With the advent of the "new leaf" for Arch, I figure it's time to explain, to those of you who don't know me that well, how I go about this development thing.
See, I have one defining principle that is covered pretty well in the Python Philosophy.
Now is better than never.
Really, this is a simplification of Pareto's principle - also known as the 80/20 rule.
See, I am a strong supporter that completing 80% of the work that is "easy" as soon as possible and in a functional manner, is far better than waiting for 100% completion.
To make this an analogy: If I were building a house and it's the only shelter I had, I would rush to at least get the roof up. That's just a small portion of the work, but it is functional - I could sleep under it and all that fun stuff.

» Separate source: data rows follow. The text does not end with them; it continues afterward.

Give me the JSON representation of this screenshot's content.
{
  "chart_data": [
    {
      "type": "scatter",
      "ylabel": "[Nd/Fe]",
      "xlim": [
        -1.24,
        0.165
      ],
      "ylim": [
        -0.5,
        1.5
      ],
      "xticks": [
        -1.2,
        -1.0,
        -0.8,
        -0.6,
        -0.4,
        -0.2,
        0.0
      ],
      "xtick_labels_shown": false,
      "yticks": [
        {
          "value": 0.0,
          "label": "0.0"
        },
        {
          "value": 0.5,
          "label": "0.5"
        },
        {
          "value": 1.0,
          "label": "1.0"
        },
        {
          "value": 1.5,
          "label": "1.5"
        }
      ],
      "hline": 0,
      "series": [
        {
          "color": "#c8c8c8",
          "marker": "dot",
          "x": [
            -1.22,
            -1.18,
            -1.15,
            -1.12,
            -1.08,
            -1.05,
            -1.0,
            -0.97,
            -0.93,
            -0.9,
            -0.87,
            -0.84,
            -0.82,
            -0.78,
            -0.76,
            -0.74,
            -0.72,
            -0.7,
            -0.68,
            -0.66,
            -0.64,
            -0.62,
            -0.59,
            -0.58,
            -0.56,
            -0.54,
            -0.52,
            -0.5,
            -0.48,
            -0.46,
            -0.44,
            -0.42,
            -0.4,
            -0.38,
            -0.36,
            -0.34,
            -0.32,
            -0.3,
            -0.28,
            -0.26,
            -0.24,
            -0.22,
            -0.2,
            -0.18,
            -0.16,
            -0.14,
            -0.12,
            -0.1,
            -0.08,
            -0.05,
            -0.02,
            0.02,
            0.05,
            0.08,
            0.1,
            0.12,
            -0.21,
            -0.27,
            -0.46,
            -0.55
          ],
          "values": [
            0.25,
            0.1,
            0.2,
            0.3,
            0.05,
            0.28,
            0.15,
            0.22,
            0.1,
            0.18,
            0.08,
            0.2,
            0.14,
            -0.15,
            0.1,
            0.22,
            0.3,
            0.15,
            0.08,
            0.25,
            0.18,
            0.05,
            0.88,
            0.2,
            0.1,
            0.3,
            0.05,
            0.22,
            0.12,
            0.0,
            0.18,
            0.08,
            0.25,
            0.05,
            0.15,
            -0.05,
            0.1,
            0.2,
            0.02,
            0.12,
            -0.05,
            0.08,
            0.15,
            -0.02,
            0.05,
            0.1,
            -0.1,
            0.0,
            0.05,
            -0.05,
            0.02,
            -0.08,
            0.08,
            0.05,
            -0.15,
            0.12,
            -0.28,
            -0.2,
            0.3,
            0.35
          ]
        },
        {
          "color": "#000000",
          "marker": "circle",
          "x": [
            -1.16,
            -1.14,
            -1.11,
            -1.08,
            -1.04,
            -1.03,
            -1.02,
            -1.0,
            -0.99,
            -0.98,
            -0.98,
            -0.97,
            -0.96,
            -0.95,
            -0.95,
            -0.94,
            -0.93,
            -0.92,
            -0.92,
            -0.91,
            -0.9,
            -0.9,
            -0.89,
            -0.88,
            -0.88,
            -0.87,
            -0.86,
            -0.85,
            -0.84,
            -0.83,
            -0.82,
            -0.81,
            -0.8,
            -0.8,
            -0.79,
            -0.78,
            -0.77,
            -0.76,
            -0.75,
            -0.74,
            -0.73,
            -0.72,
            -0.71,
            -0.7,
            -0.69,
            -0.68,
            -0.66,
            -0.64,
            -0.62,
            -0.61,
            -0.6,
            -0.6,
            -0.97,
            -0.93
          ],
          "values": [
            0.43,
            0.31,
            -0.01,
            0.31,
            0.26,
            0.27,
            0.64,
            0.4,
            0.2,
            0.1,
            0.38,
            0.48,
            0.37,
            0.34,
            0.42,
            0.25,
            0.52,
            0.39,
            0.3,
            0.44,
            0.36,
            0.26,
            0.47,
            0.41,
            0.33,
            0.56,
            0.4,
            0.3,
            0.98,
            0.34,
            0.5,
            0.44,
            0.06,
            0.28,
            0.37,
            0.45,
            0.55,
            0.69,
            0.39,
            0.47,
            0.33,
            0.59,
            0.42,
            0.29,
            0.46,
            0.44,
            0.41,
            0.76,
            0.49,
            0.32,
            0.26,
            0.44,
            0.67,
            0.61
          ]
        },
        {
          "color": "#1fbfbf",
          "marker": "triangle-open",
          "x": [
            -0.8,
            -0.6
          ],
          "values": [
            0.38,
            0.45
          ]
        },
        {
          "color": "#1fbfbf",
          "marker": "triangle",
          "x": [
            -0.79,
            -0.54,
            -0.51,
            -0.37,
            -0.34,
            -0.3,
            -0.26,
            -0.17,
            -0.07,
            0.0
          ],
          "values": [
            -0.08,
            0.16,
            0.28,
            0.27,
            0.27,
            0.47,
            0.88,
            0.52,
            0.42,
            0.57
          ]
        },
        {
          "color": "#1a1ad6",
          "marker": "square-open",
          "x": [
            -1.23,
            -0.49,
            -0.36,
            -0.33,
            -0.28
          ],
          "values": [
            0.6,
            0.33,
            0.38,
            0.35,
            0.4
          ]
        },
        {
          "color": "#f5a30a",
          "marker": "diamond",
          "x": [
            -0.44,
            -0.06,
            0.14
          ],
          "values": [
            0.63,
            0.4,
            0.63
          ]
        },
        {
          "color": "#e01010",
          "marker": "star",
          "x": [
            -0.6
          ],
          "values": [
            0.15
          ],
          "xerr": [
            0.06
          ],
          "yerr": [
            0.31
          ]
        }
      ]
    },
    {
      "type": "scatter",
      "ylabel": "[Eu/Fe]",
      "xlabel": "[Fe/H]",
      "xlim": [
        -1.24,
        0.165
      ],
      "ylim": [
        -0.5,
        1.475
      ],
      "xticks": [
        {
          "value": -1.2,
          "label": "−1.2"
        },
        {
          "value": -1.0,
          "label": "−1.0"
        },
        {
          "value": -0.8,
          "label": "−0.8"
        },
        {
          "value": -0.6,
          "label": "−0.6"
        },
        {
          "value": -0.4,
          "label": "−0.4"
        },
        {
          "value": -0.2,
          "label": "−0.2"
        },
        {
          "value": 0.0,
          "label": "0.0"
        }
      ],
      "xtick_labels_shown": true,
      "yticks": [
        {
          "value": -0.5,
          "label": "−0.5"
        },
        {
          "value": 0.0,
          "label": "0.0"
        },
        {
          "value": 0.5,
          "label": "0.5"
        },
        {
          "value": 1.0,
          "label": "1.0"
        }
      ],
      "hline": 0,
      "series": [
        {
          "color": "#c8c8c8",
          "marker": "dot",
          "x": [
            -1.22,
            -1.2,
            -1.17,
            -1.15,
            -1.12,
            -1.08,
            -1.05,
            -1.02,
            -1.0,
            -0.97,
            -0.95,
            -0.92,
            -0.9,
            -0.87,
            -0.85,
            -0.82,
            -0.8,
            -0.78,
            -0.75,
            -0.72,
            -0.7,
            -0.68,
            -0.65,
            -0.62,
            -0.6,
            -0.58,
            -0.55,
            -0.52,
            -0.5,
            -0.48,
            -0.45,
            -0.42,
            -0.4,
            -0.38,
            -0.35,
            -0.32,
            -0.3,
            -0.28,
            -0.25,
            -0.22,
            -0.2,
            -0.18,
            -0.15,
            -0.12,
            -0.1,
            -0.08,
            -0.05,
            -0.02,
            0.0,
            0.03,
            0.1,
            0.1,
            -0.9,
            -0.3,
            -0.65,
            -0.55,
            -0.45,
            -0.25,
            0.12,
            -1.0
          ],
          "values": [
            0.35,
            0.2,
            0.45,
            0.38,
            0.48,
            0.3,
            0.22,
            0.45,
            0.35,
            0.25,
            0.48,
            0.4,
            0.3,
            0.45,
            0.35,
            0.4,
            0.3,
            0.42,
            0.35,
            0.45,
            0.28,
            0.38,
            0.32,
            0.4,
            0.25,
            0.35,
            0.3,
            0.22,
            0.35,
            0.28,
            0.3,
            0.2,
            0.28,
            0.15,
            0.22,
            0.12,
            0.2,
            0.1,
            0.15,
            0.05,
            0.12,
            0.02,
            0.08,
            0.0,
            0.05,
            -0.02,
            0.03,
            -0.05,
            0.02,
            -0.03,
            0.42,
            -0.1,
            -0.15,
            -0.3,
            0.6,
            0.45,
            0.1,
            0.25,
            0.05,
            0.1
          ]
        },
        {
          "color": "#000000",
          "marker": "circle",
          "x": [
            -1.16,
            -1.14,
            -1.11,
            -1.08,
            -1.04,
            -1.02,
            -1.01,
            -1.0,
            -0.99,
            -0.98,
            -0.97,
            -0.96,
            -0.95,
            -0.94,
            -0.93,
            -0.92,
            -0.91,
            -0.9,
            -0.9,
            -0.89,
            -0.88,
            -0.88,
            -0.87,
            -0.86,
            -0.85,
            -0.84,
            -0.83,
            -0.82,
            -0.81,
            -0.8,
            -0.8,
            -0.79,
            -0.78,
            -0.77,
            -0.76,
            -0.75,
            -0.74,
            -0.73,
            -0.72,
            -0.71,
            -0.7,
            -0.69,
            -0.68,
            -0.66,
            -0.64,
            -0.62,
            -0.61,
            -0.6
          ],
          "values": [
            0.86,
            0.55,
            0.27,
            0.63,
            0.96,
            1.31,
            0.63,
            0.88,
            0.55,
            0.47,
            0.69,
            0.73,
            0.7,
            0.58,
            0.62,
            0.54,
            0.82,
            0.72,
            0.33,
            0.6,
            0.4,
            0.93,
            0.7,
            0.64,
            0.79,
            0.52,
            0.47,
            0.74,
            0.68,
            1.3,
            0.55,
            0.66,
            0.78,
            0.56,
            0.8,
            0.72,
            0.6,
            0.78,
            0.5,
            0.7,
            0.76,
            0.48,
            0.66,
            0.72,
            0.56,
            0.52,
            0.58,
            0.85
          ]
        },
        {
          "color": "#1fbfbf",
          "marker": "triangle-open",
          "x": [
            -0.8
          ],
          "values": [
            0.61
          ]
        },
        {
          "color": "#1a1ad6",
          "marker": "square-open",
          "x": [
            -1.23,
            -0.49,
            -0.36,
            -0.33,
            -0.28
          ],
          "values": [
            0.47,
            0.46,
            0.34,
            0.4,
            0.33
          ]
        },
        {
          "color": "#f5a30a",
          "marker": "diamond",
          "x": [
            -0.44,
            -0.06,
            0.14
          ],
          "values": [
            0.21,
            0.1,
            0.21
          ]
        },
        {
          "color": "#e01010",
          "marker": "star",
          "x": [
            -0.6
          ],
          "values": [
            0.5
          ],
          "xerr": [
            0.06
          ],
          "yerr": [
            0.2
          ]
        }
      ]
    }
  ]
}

When I try to explain this to people, I describe it like molding clay. If you are sculpting a 1:1 scale human being, out of clay, you don't start on just the ear, make it perfect, move to the cheek, make it perfect, etc. No. You take a lump and make it look kinda like a human, maybe add some small details, go over it with another pass, add some muscle definition, another pass to clean up some things and fix inaccuracies, and another pass for fine details.
This is how I attack these things.
You don't need a perfect fool-proof plan. It's impossible to make something fool-proof, because fools are so ingenious. Someone will always piss in your proverbial cereal. Accept it. Accept that 80% is just as good. Accept that the ear doesn't need to be perfectly defined right away.